My friend is a decade younger than me and has a one year old daughter that will never have any memory of her wonderful father; and a seven year old son who doesn’t understand why he is about to lose his parent. The rapidity in which this has spread and worsened has been surreal. Six months ago, with his cancer diagnosed as “in remission” my friend was very excited and signed up to come along on this year’s Port Harvest Tour.

An eternal optimist, I went down to SD still with the hope that somehow my buddy would rebound and beat the unhappy ending that he was facing. When I arrived, I drove right to the place where he was being cared for. I had spoken to him two weeks earlier but he was no longer able to speak on the phone as his voice had weakened. I had been in touch with his wife and sister-in-law a few times prior to my arrival.

I camped out in his room for several days that week and gave his wife and family a break in the action, although they visited him every single day. I spent a few of the nights there in his room and we had some very personal conversations about life, death, our families and dreams.

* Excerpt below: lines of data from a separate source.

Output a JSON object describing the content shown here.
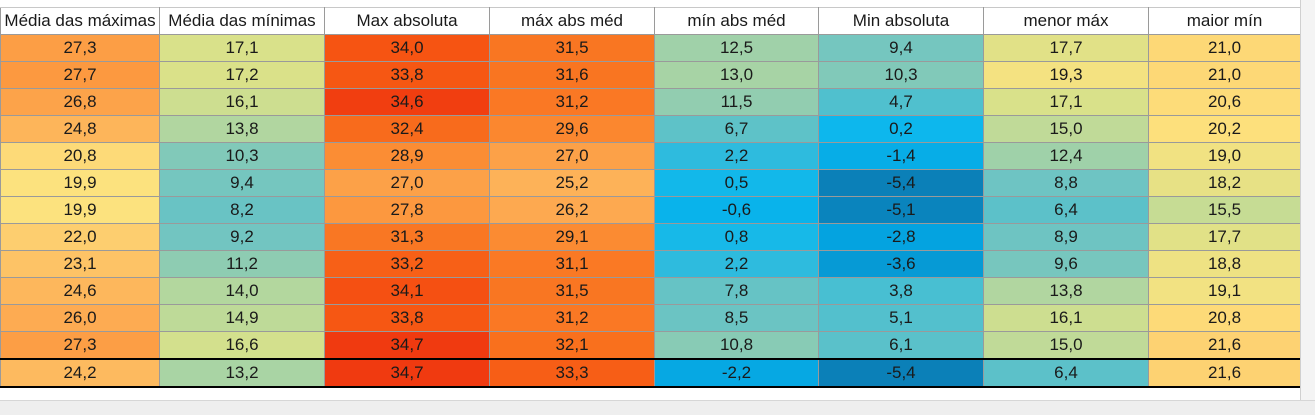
{
  "headers": [
    "Média das máximas",
    "Média das mínimas",
    "Max absoluta",
    "máx abs méd",
    "mín abs méd",
    "Min absoluta",
    "menor máx",
    "maior mín"
  ],
  "rows": [
    [
      "27,3",
      "17,1",
      "34,0",
      "31,5",
      "12,5",
      "9,4",
      "17,7",
      "21,0"
    ],
    [
      "27,7",
      "17,2",
      "33,8",
      "31,6",
      "13,0",
      "10,3",
      "19,3",
      "21,0"
    ],
    [
      "26,8",
      "16,1",
      "34,6",
      "31,2",
      "11,5",
      "4,7",
      "17,1",
      "20,6"
    ],
    [
      "24,8",
      "13,8",
      "32,4",
      "29,6",
      "6,7",
      "0,2",
      "15,0",
      "20,2"
    ],
    [
      "20,8",
      "10,3",
      "28,9",
      "27,0",
      "2,2",
      "-1,4",
      "12,4",
      "19,0"
    ],
    [
      "19,9",
      "9,4",
      "27,0",
      "25,2",
      "0,5",
      "-5,4",
      "8,8",
      "18,2"
    ],
    [
      "19,9",
      "8,2",
      "27,8",
      "26,2",
      "-0,6",
      "-5,1",
      "6,4",
      "15,5"
    ],
    [
      "22,0",
      "9,2",
      "31,3",
      "29,1",
      "0,8",
      "-2,8",
      "8,9",
      "17,7"
    ],
    [
      "23,1",
      "11,2",
      "33,2",
      "31,1",
      "2,2",
      "-3,6",
      "9,6",
      "18,8"
    ],
    [
      "24,6",
      "14,0",
      "34,1",
      "31,5",
      "7,8",
      "3,8",
      "13,8",
      "19,1"
    ],
    [
      "26,0",
      "14,9",
      "33,8",
      "31,2",
      "8,5",
      "5,1",
      "16,1",
      "20,8"
    ],
    [
      "27,3",
      "16,6",
      "34,7",
      "32,1",
      "10,8",
      "6,1",
      "15,0",
      "21,6"
    ]
  ],
  "summary_row": [
    "24,2",
    "13,2",
    "34,7",
    "33,3",
    "-2,2",
    "-5,4",
    "6,4",
    "21,6"
  ],
  "color_scale": {
    "stops": [
      {
        "value": -5.4,
        "color": "#0b80b8"
      },
      {
        "value": -3.0,
        "color": "#04a2df"
      },
      {
        "value": 0.0,
        "color": "#0ab7ee"
      },
      {
        "value": 4.0,
        "color": "#4bbfd0"
      },
      {
        "value": 9.0,
        "color": "#6fc4c2"
      },
      {
        "value": 13.0,
        "color": "#a7d3a5"
      },
      {
        "value": 17.0,
        "color": "#d8e18a"
      },
      {
        "value": 20.0,
        "color": "#fde27e"
      },
      {
        "value": 23.0,
        "color": "#fdc467"
      },
      {
        "value": 26.0,
        "color": "#fdab52"
      },
      {
        "value": 29.0,
        "color": "#fb8c33"
      },
      {
        "value": 32.0,
        "color": "#f9711e"
      },
      {
        "value": 34.0,
        "color": "#f65412"
      },
      {
        "value": 34.7,
        "color": "#f03a10"
      }
    ],
    "light_text_below": -0.3
  }
}
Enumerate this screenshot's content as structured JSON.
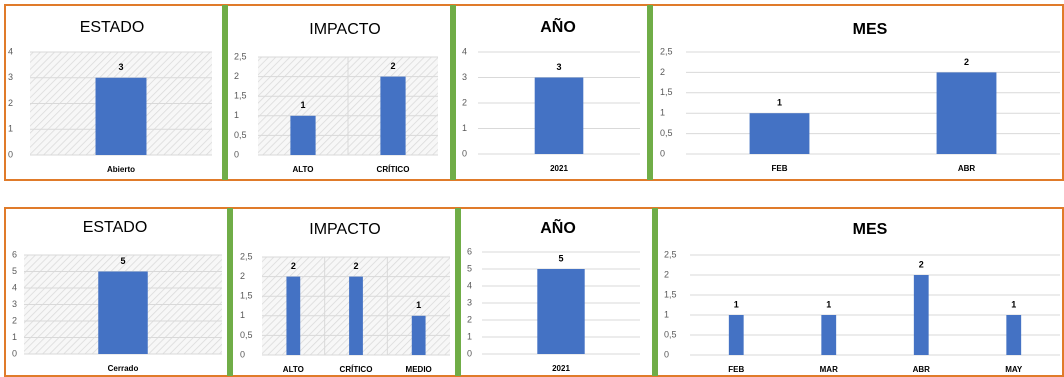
{
  "chart_data": [
    {
      "type": "bar",
      "title": "ESTADO",
      "categories": [
        "Abierto"
      ],
      "values": [
        3
      ],
      "color": "#4472c4",
      "ylim": [
        0,
        4
      ],
      "yticks": [
        0,
        1,
        2,
        3,
        4
      ],
      "grid": true
    },
    {
      "type": "bar",
      "title": "IMPACTO",
      "categories": [
        "ALTO",
        "CRÍTICO"
      ],
      "values": [
        1,
        2
      ],
      "color": "#4472c4",
      "ylim": [
        0,
        2.5
      ],
      "yticks": [
        0,
        {
          "value": 0.5,
          "label": "0,5"
        },
        1,
        {
          "value": 1.5,
          "label": "1,5"
        },
        2,
        {
          "value": 2.5,
          "label": "2,5"
        }
      ],
      "grid": true
    },
    {
      "type": "bar",
      "title": "AÑO",
      "categories": [
        "2021"
      ],
      "values": [
        3
      ],
      "color": "#4472c4",
      "ylim": [
        0,
        4
      ],
      "yticks": [
        0,
        1,
        2,
        3,
        4
      ],
      "grid": true
    },
    {
      "type": "bar",
      "title": "MES",
      "categories": [
        "FEB",
        "ABR"
      ],
      "values": [
        1,
        2
      ],
      "color": "#4472c4",
      "ylim": [
        0,
        2.5
      ],
      "yticks": [
        0,
        {
          "value": 0.5,
          "label": "0,5"
        },
        1,
        {
          "value": 1.5,
          "label": "1,5"
        },
        2,
        {
          "value": 2.5,
          "label": "2,5"
        }
      ],
      "grid": true
    },
    {
      "type": "bar",
      "title": "ESTADO",
      "categories": [
        "Cerrado"
      ],
      "values": [
        5
      ],
      "color": "#4472c4",
      "ylim": [
        0,
        6
      ],
      "yticks": [
        0,
        1,
        2,
        3,
        4,
        5,
        6
      ],
      "grid": true
    },
    {
      "type": "bar",
      "title": "IMPACTO",
      "categories": [
        "ALTO",
        "CRÍTICO",
        "MEDIO"
      ],
      "values": [
        2,
        2,
        1
      ],
      "color": "#4472c4",
      "ylim": [
        0,
        2.5
      ],
      "yticks": [
        0,
        {
          "value": 0.5,
          "label": "0,5"
        },
        1,
        {
          "value": 1.5,
          "label": "1,5"
        },
        2,
        {
          "value": 2.5,
          "label": "2,5"
        }
      ],
      "grid": true
    },
    {
      "type": "bar",
      "title": "AÑO",
      "categories": [
        "2021"
      ],
      "values": [
        5
      ],
      "color": "#4472c4",
      "ylim": [
        0,
        6
      ],
      "yticks": [
        0,
        1,
        2,
        3,
        4,
        5,
        6
      ],
      "grid": true
    },
    {
      "type": "bar",
      "title": "MES",
      "categories": [
        "FEB",
        "MAR",
        "ABR",
        "MAY"
      ],
      "values": [
        1,
        1,
        2,
        1
      ],
      "color": "#4472c4",
      "ylim": [
        0,
        2.5
      ],
      "yticks": [
        0,
        {
          "value": 0.5,
          "label": "0,5"
        },
        1,
        {
          "value": 1.5,
          "label": "1,5"
        },
        2,
        {
          "value": 2.5,
          "label": "2,5"
        }
      ],
      "grid": true
    }
  ]
}
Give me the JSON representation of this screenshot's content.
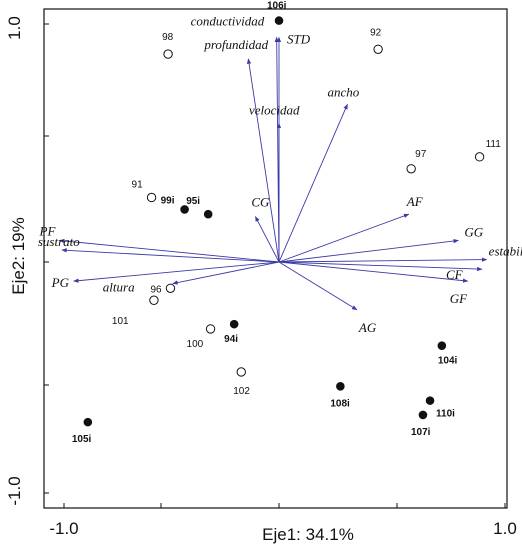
{
  "chart_data": {
    "type": "biplot",
    "xlabel": "Eje1: 34.1%",
    "ylabel": "Eje2: 19%",
    "xlim": [
      -1.0,
      1.0
    ],
    "ylim": [
      -1.0,
      1.0
    ],
    "x_tick_labels": [
      "-1.0",
      "1.0"
    ],
    "y_tick_labels": [
      "1.0",
      "-1.0"
    ],
    "vectors": [
      {
        "label": "conductividad",
        "x": -0.01,
        "y": 0.94
      },
      {
        "label": "STD",
        "x": 0.0,
        "y": 0.94
      },
      {
        "label": "profundidad",
        "x": -0.13,
        "y": 0.85
      },
      {
        "label": "velocidad",
        "x": 0.0,
        "y": 0.58
      },
      {
        "label": "ancho",
        "x": 0.29,
        "y": 0.66
      },
      {
        "label": "CG",
        "x": -0.1,
        "y": 0.19
      },
      {
        "label": "AF",
        "x": 0.55,
        "y": 0.2
      },
      {
        "label": "GG",
        "x": 0.76,
        "y": 0.09
      },
      {
        "label": "estabilidad",
        "x": 0.88,
        "y": 0.01
      },
      {
        "label": "CF",
        "x": 0.86,
        "y": -0.03
      },
      {
        "label": "GF",
        "x": 0.8,
        "y": -0.08
      },
      {
        "label": "AG",
        "x": 0.33,
        "y": -0.2
      },
      {
        "label": "PF",
        "x": -0.93,
        "y": 0.09
      },
      {
        "label": "sustrato",
        "x": -0.92,
        "y": 0.05
      },
      {
        "label": "PG",
        "x": -0.87,
        "y": -0.08
      },
      {
        "label": "altura",
        "x": -0.45,
        "y": -0.09
      }
    ],
    "series": [
      {
        "marker": "open-circle",
        "points": [
          {
            "label": "98",
            "x": -0.47,
            "y": 0.87
          },
          {
            "label": "92",
            "x": 0.42,
            "y": 0.89
          },
          {
            "label": "111",
            "x": 0.85,
            "y": 0.44
          },
          {
            "label": "97",
            "x": 0.56,
            "y": 0.39
          },
          {
            "label": "91",
            "x": -0.54,
            "y": 0.27
          },
          {
            "label": "96",
            "x": -0.46,
            "y": -0.11
          },
          {
            "label": "101",
            "x": -0.53,
            "y": -0.16
          },
          {
            "label": "100",
            "x": -0.29,
            "y": -0.28
          },
          {
            "label": "102",
            "x": -0.16,
            "y": -0.46
          }
        ]
      },
      {
        "marker": "filled-circle",
        "points": [
          {
            "label": "106i",
            "x": 0.0,
            "y": 1.01
          },
          {
            "label": "99i",
            "x": -0.4,
            "y": 0.22
          },
          {
            "label": "95i",
            "x": -0.3,
            "y": 0.2
          },
          {
            "label": "94i",
            "x": -0.19,
            "y": -0.26
          },
          {
            "label": "104i",
            "x": 0.69,
            "y": -0.35
          },
          {
            "label": "108i",
            "x": 0.26,
            "y": -0.52
          },
          {
            "label": "110i",
            "x": 0.64,
            "y": -0.58
          },
          {
            "label": "107i",
            "x": 0.61,
            "y": -0.64
          },
          {
            "label": "105i",
            "x": -0.81,
            "y": -0.67
          }
        ]
      }
    ]
  }
}
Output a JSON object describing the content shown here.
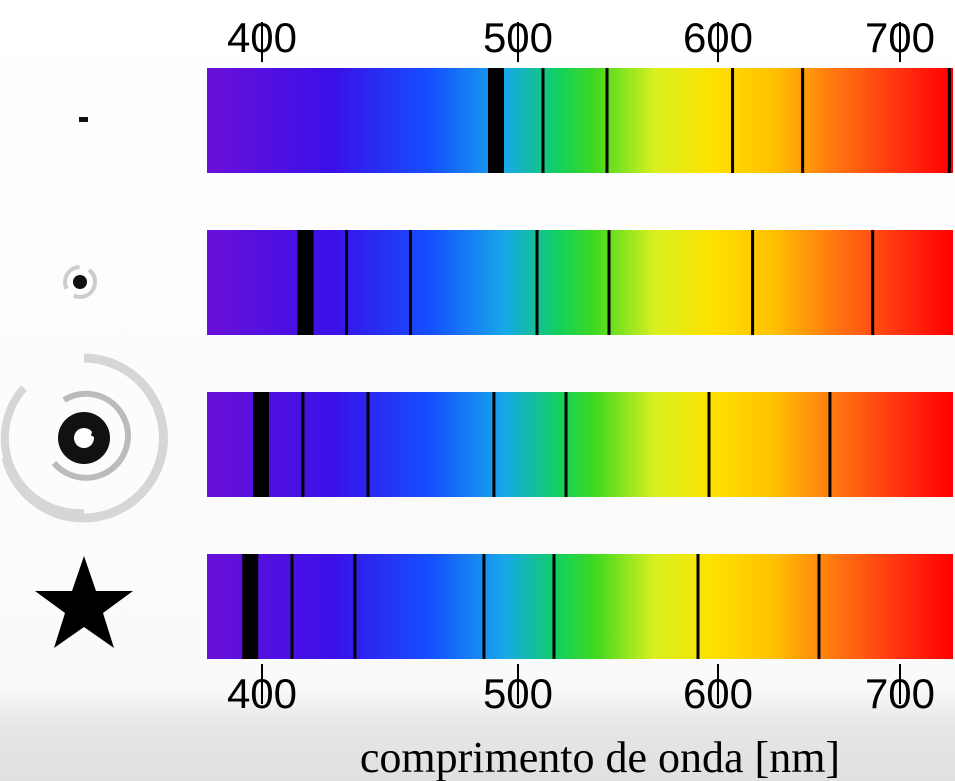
{
  "spectra_chart": {
    "xlim": [
      378,
      729
    ],
    "xticks": [
      400,
      500,
      600,
      700
    ],
    "x_label": "comprimento de onda [nm]",
    "spectra": [
      {
        "lines": [
          491.4,
          512.5,
          544.5,
          608,
          646.5,
          727
        ]
      },
      {
        "lines": [
          417,
          433,
          458,
          509.5,
          545.5,
          619,
          685
        ]
      },
      {
        "lines": [
          399.6,
          416,
          441.4,
          490.6,
          524,
          595.5,
          661.5
        ]
      },
      {
        "lines": [
          395.3,
          411.7,
          436.3,
          486.7,
          518,
          590,
          655.5
        ]
      }
    ]
  }
}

Knowing that I would have one night free, I joined a trio of local guys for a wine offline. In addition to bringing along a 2004 Quinta do Crasto Vinha da Ponte, I brought along a 1967 Dalva “Rui Paula” Colheita Port. On the day of the event, coincidentally, I learned that my good friend was born in 1967.

The sheer luck of this was great and I told the others at dinner, that they could all have a taste of the Dalva, but explained how I’d learned earlier in the day that this was my friend’s birth year and that I needed to save as much as possible to share with he and his family and of course, they understood the importance of this wine.

On my last evening spent in his hospice room, my friend’s wife and his parents gathered along with wine glasses for all of us including my friend and we toasted to his life. Always a Port enthusiast, he loved this Colheita and I was so pleased that although he would never get to see Portugal, his last sips of wine would be from that bottle of Port.  I will never open another 1967 Port without thinking of my friend and our time spent together and his happiness in sharing that bottle of Dalva!